N\'eel-Vector Switching and THz Spin-Wave Excitation in Mn$_2$Au due to Femtosecond Spin-Transfer Torques

TL;DR

This paper demonstrates that femtosecond spin-transfer torques generated by ultrafast laser-induced hot-electron currents can rapidly switch antiferromagnetic Mn$_2$Au and excite high-frequency spin waves, advancing ultrafast spintronic control.

Contribution

It introduces a method to control antiferromagnetic order within picoseconds using laser-induced spin-transfer torques, supported by combined transport and spin-model calculations.

Findings

Mn$_2$Au can be switched within a few picoseconds.

High-frequency spin waves up to several THz can be excited.

Femtosecond spin-transfer torques enable ultrafast antiferromagnetic manipulation.

Abstract

Efficient and fast manipulation of antiferromagnets has to date remained a challenging task, hindering their application in spintronic devices.
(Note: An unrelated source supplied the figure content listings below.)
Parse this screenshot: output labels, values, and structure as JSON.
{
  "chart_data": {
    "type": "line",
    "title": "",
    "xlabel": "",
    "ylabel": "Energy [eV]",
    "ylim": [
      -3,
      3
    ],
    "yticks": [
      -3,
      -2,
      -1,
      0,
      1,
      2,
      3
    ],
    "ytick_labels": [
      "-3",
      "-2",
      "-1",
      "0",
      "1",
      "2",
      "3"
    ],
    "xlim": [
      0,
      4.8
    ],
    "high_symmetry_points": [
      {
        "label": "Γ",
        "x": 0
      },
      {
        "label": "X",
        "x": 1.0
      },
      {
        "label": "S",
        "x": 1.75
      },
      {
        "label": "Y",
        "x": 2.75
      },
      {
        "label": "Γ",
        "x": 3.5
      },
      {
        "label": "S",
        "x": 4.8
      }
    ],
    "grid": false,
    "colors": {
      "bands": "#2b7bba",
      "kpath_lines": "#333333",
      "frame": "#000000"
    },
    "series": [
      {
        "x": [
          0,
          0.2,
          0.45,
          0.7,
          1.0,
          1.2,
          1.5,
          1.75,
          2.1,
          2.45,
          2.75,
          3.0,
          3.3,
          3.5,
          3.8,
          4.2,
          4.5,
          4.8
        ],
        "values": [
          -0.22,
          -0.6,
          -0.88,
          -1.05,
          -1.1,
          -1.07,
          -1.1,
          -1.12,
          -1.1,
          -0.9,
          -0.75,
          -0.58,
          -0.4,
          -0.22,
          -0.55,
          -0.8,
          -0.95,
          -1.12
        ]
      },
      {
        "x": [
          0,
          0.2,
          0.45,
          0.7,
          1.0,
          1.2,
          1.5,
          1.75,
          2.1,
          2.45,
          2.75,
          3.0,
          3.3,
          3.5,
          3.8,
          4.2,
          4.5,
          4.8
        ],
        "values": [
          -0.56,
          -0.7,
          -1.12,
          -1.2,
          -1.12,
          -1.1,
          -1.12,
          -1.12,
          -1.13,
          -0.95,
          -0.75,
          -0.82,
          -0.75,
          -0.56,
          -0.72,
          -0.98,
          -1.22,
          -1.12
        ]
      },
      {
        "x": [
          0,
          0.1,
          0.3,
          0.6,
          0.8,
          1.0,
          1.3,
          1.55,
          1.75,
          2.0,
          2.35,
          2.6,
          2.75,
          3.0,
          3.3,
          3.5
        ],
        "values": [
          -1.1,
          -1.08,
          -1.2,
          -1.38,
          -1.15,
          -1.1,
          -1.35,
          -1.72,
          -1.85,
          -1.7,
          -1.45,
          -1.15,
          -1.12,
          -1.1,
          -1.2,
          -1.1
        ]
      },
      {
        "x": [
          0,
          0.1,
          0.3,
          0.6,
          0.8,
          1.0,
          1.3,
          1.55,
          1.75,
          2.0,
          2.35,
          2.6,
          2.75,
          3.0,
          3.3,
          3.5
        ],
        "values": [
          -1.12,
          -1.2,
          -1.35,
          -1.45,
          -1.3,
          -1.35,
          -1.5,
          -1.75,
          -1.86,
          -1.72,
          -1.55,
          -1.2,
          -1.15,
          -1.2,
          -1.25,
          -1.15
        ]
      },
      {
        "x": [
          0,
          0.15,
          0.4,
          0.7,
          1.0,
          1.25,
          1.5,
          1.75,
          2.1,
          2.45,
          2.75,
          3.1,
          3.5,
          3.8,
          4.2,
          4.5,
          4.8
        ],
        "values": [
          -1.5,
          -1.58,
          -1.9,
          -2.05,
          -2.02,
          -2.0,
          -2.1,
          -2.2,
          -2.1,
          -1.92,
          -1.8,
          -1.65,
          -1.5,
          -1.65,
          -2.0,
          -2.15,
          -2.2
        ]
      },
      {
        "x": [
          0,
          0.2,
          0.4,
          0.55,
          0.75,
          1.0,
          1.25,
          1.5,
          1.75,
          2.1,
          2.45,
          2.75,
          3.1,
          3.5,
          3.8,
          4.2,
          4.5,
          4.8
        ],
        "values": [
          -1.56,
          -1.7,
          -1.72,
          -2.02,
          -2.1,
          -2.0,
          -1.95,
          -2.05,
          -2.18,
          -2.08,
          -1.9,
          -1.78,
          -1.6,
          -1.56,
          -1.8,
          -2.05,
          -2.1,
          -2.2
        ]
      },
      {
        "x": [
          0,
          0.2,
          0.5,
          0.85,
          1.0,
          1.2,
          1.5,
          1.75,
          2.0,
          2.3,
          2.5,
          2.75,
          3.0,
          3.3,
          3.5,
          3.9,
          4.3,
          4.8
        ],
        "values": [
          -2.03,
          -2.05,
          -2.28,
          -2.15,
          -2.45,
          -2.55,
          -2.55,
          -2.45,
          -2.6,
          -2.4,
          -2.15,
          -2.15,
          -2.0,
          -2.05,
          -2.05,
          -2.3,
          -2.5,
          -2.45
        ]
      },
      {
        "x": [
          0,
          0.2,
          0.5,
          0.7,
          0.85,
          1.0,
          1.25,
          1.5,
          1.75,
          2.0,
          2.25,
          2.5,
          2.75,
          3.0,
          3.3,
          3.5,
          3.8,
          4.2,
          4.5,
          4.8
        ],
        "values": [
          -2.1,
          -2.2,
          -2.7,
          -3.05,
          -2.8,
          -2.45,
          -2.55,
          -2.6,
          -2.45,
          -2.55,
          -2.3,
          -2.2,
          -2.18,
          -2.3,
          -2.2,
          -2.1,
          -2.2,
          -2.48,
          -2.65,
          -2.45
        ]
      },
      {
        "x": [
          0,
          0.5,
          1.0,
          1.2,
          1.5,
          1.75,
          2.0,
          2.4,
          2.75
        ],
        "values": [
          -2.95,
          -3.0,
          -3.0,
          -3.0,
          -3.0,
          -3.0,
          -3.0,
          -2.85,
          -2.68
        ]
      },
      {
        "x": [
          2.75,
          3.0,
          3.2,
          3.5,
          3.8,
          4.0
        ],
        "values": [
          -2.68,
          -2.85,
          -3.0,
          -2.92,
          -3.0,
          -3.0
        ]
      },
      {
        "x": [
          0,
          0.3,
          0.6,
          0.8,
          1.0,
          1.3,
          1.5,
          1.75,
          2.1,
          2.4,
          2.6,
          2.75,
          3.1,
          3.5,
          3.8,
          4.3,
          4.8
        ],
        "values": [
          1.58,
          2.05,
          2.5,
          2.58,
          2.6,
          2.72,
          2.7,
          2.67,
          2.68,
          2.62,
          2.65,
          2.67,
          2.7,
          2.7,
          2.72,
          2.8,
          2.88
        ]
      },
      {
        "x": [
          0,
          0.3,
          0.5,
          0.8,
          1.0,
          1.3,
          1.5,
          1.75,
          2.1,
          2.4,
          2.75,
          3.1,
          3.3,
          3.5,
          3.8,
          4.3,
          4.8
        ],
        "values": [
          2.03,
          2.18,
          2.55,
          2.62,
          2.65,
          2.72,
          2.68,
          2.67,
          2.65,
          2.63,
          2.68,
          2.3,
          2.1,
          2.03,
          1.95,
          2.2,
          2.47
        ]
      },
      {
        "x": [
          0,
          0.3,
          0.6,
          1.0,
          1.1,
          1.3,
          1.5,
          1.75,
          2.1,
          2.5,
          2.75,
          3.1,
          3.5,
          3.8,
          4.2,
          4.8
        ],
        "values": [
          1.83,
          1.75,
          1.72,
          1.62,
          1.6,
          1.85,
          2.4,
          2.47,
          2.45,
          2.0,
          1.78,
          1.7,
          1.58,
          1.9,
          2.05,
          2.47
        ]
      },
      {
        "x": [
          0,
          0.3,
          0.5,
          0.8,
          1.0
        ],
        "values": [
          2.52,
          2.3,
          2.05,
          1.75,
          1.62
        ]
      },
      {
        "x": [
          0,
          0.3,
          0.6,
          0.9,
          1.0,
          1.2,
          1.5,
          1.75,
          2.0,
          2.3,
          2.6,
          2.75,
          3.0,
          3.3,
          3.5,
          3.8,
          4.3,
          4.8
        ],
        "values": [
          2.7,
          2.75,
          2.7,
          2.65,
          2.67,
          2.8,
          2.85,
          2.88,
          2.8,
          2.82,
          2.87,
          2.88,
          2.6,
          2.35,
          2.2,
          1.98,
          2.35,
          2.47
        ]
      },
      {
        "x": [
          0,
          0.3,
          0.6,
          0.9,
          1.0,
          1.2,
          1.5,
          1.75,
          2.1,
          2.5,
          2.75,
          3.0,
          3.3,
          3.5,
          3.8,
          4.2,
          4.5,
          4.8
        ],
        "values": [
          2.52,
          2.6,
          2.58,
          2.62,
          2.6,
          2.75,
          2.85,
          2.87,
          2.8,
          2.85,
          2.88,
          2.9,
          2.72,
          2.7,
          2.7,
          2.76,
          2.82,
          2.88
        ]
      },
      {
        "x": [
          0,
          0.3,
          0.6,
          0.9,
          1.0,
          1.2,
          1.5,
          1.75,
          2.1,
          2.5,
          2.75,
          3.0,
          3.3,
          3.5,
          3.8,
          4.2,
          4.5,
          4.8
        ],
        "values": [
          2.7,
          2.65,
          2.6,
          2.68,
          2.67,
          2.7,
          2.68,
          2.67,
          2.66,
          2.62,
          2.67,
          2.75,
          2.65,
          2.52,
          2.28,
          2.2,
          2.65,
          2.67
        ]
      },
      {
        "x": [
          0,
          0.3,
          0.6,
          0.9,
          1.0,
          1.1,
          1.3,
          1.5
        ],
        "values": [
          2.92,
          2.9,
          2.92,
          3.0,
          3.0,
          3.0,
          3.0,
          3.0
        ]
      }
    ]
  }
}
For ultrafast operation of such devices, it is highly desirable to be able to control the antiferromagnetic order within picoseconds - a timescale that is difficult to achieve with electrical circuits. Here, we demonstrate that bursts of spin-polarized hot-electron currents emerging due to laser-induced ultrafast demagnetization are able to efficiently excite spin dynamics in antiferromagnetic Mn$_2$Au by exerting a spin-transfer torque on femtosecond timescales. We combine quantitative superdiffusive transport and atomistic spin-model calculations to describe a spin-valve-type trilayer consisting of Fe$|$Cu$|$Mn$_2$Au. Our results demonstrate that femtosecond spin-transfer torques can switch the Mn$_2$Au layer within a few picoseconds. In addition, we find that spin waves with high frequencies up to several THz can be excited in Mn$_2$Au.